Postures were recorded as part of the yoga Sutras in 200 AD, the very first records of yoga from the Indus valley date back to 3000 BCE. These postures were not just developed simply for fun and exercise; they are highly developed with specific intent. That they are ancient yet thriving is proof in the pudding. The breath is an active part, paired with highly developed postures practiced today by pop stars, in schools, yoga studios, health clubs, even prisons, just to mention a few places you’ll find yoga in modern time. There is good reason for this blooming interest in yoga. The combination of breath paired with yoga postures connects the body and mind promoting better physical health. Science has shown great value to our health in the mind body connection. Yoga is a wonderful way of creating this connection. Breathing exercises regulate the central nervous system, and stimulate the pre frontal cortex quieting the limbic (fight or flight) area of the brain. This is part of why yoga is beneficial for alleviating symptoms in people with PTSD. Yoga helps us chill out, mindfully, with intention and sustainability.
Yoga can have the same effect on all of us.

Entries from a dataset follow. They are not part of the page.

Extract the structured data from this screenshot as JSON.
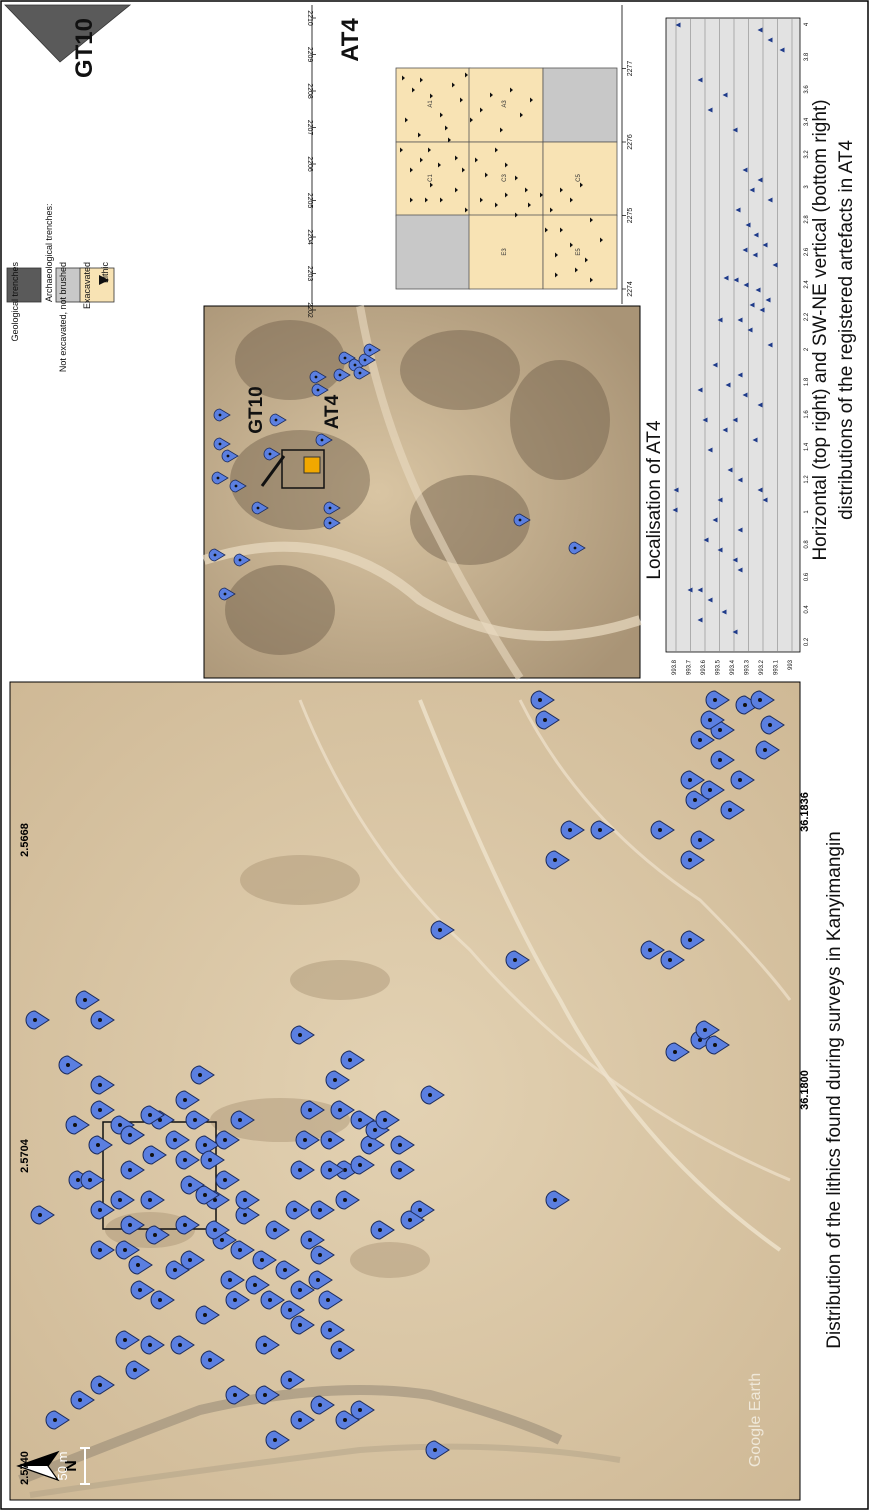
{
  "main_map": {
    "caption": "Distribution of the lithics found during surveys in Kanyimangin",
    "scale_label": "50 m",
    "north_label": "N",
    "watermark": "Google Earth",
    "lat_labels": [
      "2.5740",
      "2.5704",
      "2.5668"
    ],
    "lon_labels": [
      "36.1800",
      "36.1836"
    ]
  },
  "inset_map": {
    "caption": "Localisation of AT4",
    "gt10_label": "GT10",
    "at4_label": "AT4"
  },
  "plan": {
    "title": "AT4",
    "gt10_label": "GT10",
    "legend": {
      "geological": "Geological trenches",
      "archaeological": "Archaeological trenches:",
      "not_excavated": "Not excavated, not brushed",
      "excavated": "Exacavated",
      "lithic": "Lithic"
    },
    "squares": [
      "A1",
      "A3",
      "C1",
      "C3",
      "C5",
      "E3",
      "E5"
    ],
    "y_ticks": [
      "2210",
      "2209",
      "2208",
      "2207",
      "2206",
      "2205",
      "2204",
      "2203",
      "2202"
    ],
    "x_ticks": [
      "2274",
      "2275",
      "2276",
      "2277"
    ]
  },
  "vertical": {
    "caption_line1": "Horizontal (top right) and SW-NE vertical (bottom right)",
    "caption_line2": "distributions of the registered artefacts in AT4",
    "z_ticks": [
      "993.8",
      "993.7",
      "993.6",
      "993.5",
      "993.4",
      "993.3",
      "993.2",
      "993.1",
      "993"
    ],
    "d_ticks": [
      "0.2",
      "0.4",
      "0.6",
      "0.8",
      "1",
      "1.2",
      "1.4",
      "1.6",
      "1.8",
      "2",
      "2.2",
      "2.4",
      "2.6",
      "2.8",
      "3",
      "3.2",
      "3.4",
      "3.6",
      "3.8",
      "4"
    ]
  },
  "colors": {
    "marker": "#5b7fe0",
    "excavated": "#f8e3b4",
    "not_excavated": "#c8c8c8",
    "geological": "#5a5a5a",
    "at4_fill": "#f1a800",
    "terrain": "#ddc9a5"
  }
}
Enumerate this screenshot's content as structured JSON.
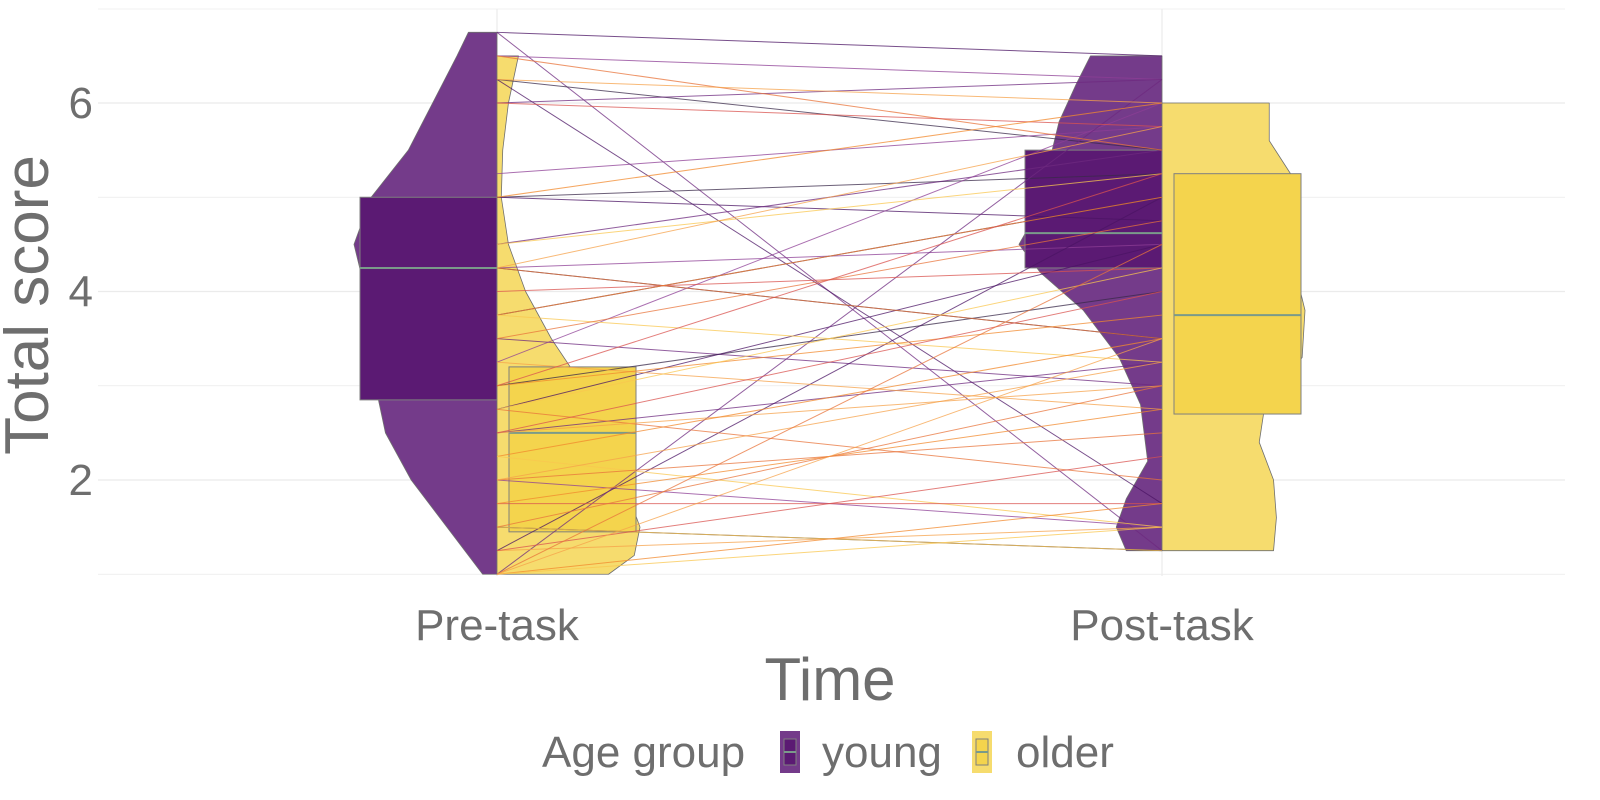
{
  "chart_data": {
    "type": "violin-box-paired",
    "xlabel": "Time",
    "ylabel": "Total score",
    "categories": [
      "Pre-task",
      "Post-task"
    ],
    "ylim": [
      1,
      6.75
    ],
    "yticks": [
      2,
      4,
      6
    ],
    "grid": true,
    "legend": {
      "title": "Age group",
      "position": "bottom",
      "entries": [
        "young",
        "older"
      ]
    },
    "colors": {
      "young": "#5b1a73",
      "young_violin": "#743b8a",
      "older": "#f4d44d",
      "older_violin": "#f6dc6e",
      "median_line": "#7a9a8a",
      "box_border": "#7f7f7f"
    },
    "boxes": [
      {
        "time": "Pre-task",
        "group": "young",
        "q1": 2.85,
        "median": 4.25,
        "q3": 5.0
      },
      {
        "time": "Pre-task",
        "group": "older",
        "q1": 1.45,
        "median": 2.5,
        "q3": 3.2
      },
      {
        "time": "Post-task",
        "group": "young",
        "q1": 4.25,
        "median": 4.62,
        "q3": 5.5
      },
      {
        "time": "Post-task",
        "group": "older",
        "q1": 2.7,
        "median": 3.75,
        "q3": 5.25
      }
    ],
    "violins": [
      {
        "time": "Pre-task",
        "group": "young",
        "side": "left",
        "min": 1.0,
        "max": 6.75,
        "profile": [
          [
            1.0,
            0.1
          ],
          [
            1.5,
            0.35
          ],
          [
            2.0,
            0.6
          ],
          [
            2.5,
            0.78
          ],
          [
            3.0,
            0.85
          ],
          [
            3.5,
            0.82
          ],
          [
            4.0,
            0.92
          ],
          [
            4.5,
            1.0
          ],
          [
            5.0,
            0.88
          ],
          [
            5.5,
            0.62
          ],
          [
            6.0,
            0.45
          ],
          [
            6.5,
            0.28
          ],
          [
            6.75,
            0.2
          ]
        ]
      },
      {
        "time": "Pre-task",
        "group": "older",
        "side": "right",
        "min": 1.0,
        "max": 6.5,
        "profile": [
          [
            1.0,
            0.78
          ],
          [
            1.2,
            0.96
          ],
          [
            1.5,
            1.0
          ],
          [
            2.0,
            0.88
          ],
          [
            2.5,
            0.8
          ],
          [
            3.0,
            0.6
          ],
          [
            3.5,
            0.38
          ],
          [
            4.0,
            0.2
          ],
          [
            4.5,
            0.08
          ],
          [
            5.0,
            0.03
          ],
          [
            5.5,
            0.04
          ],
          [
            6.0,
            0.08
          ],
          [
            6.5,
            0.15
          ]
        ]
      },
      {
        "time": "Post-task",
        "group": "young",
        "side": "left",
        "min": 1.25,
        "max": 6.5,
        "profile": [
          [
            1.25,
            0.25
          ],
          [
            1.5,
            0.32
          ],
          [
            1.8,
            0.25
          ],
          [
            2.2,
            0.1
          ],
          [
            2.8,
            0.15
          ],
          [
            3.3,
            0.3
          ],
          [
            3.8,
            0.55
          ],
          [
            4.2,
            0.85
          ],
          [
            4.5,
            1.0
          ],
          [
            4.9,
            0.85
          ],
          [
            5.3,
            0.8
          ],
          [
            5.8,
            0.72
          ],
          [
            6.2,
            0.6
          ],
          [
            6.5,
            0.5
          ]
        ]
      },
      {
        "time": "Post-task",
        "group": "older",
        "side": "right",
        "min": 1.25,
        "max": 6.0,
        "profile": [
          [
            1.25,
            0.78
          ],
          [
            1.6,
            0.8
          ],
          [
            2.0,
            0.78
          ],
          [
            2.4,
            0.68
          ],
          [
            2.8,
            0.72
          ],
          [
            3.3,
            0.98
          ],
          [
            3.8,
            1.0
          ],
          [
            4.3,
            0.92
          ],
          [
            4.7,
            0.9
          ],
          [
            5.2,
            0.92
          ],
          [
            5.6,
            0.75
          ],
          [
            6.0,
            0.75
          ]
        ]
      }
    ],
    "paired_lines": [
      {
        "group": "young",
        "pre": 6.75,
        "post": 6.5
      },
      {
        "group": "young",
        "pre": 6.75,
        "post": 1.25
      },
      {
        "group": "young",
        "pre": 6.5,
        "post": 6.25
      },
      {
        "group": "young",
        "pre": 6.25,
        "post": 5.5
      },
      {
        "group": "young",
        "pre": 6.25,
        "post": 1.75
      },
      {
        "group": "young",
        "pre": 6.0,
        "post": 6.25
      },
      {
        "group": "young",
        "pre": 5.25,
        "post": 5.75
      },
      {
        "group": "young",
        "pre": 5.0,
        "post": 5.25
      },
      {
        "group": "young",
        "pre": 5.0,
        "post": 4.75
      },
      {
        "group": "young",
        "pre": 4.5,
        "post": 5.5
      },
      {
        "group": "young",
        "pre": 4.25,
        "post": 4.5
      },
      {
        "group": "young",
        "pre": 4.25,
        "post": 3.5
      },
      {
        "group": "young",
        "pre": 3.75,
        "post": 5.0
      },
      {
        "group": "young",
        "pre": 3.5,
        "post": 3.0
      },
      {
        "group": "young",
        "pre": 3.25,
        "post": 6.0
      },
      {
        "group": "young",
        "pre": 3.0,
        "post": 4.0
      },
      {
        "group": "young",
        "pre": 2.75,
        "post": 4.5
      },
      {
        "group": "young",
        "pre": 2.5,
        "post": 3.25
      },
      {
        "group": "young",
        "pre": 2.0,
        "post": 1.5
      },
      {
        "group": "young",
        "pre": 1.5,
        "post": 1.25
      },
      {
        "group": "young",
        "pre": 1.25,
        "post": 5.0
      },
      {
        "group": "young",
        "pre": 1.0,
        "post": 6.25
      },
      {
        "group": "older",
        "pre": 6.5,
        "post": 5.5
      },
      {
        "group": "older",
        "pre": 6.25,
        "post": 6.0
      },
      {
        "group": "older",
        "pre": 6.0,
        "post": 5.75
      },
      {
        "group": "older",
        "pre": 5.0,
        "post": 6.0
      },
      {
        "group": "older",
        "pre": 4.5,
        "post": 5.25
      },
      {
        "group": "older",
        "pre": 4.25,
        "post": 3.5
      },
      {
        "group": "older",
        "pre": 4.25,
        "post": 5.75
      },
      {
        "group": "older",
        "pre": 4.0,
        "post": 4.25
      },
      {
        "group": "older",
        "pre": 3.75,
        "post": 5.0
      },
      {
        "group": "older",
        "pre": 3.75,
        "post": 3.25
      },
      {
        "group": "older",
        "pre": 3.5,
        "post": 4.75
      },
      {
        "group": "older",
        "pre": 3.25,
        "post": 2.75
      },
      {
        "group": "older",
        "pre": 3.0,
        "post": 5.25
      },
      {
        "group": "older",
        "pre": 3.0,
        "post": 3.75
      },
      {
        "group": "older",
        "pre": 2.75,
        "post": 4.25
      },
      {
        "group": "older",
        "pre": 2.75,
        "post": 2.0
      },
      {
        "group": "older",
        "pre": 2.5,
        "post": 3.0
      },
      {
        "group": "older",
        "pre": 2.5,
        "post": 4.0
      },
      {
        "group": "older",
        "pre": 2.25,
        "post": 3.5
      },
      {
        "group": "older",
        "pre": 2.25,
        "post": 1.5
      },
      {
        "group": "older",
        "pre": 2.0,
        "post": 2.5
      },
      {
        "group": "older",
        "pre": 2.0,
        "post": 3.25
      },
      {
        "group": "older",
        "pre": 1.75,
        "post": 1.75
      },
      {
        "group": "older",
        "pre": 1.75,
        "post": 2.75
      },
      {
        "group": "older",
        "pre": 1.5,
        "post": 1.25
      },
      {
        "group": "older",
        "pre": 1.5,
        "post": 3.0
      },
      {
        "group": "older",
        "pre": 1.25,
        "post": 1.5
      },
      {
        "group": "older",
        "pre": 1.25,
        "post": 2.25
      },
      {
        "group": "older",
        "pre": 1.0,
        "post": 1.75
      },
      {
        "group": "older",
        "pre": 1.0,
        "post": 1.5
      },
      {
        "group": "older",
        "pre": 1.0,
        "post": 4.5
      },
      {
        "group": "older",
        "pre": 1.0,
        "post": 3.5
      }
    ]
  }
}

Our lives are full of distractions and stress. Imagine if we all learned to take a moment and take a breath before we spoke or acted. This is simply one of the many things that yoga can help us do, one of the ways it connects the mind and body. Imagine a world where everyone acted more mindfully. Think back to a moment in your life when you reacted without pause, a moment when you wish you had a “do over”. What if you had taken a moment to calm? What if someone had taught you to do that as a child? The outcome may have changed your life.
This is why my one wish would be that everyone could have a yoga practice. It doesn’t matter what you look like or who you are, just try it! Who knows, it could be a small step toward changing the world, at the very least it might just change yours.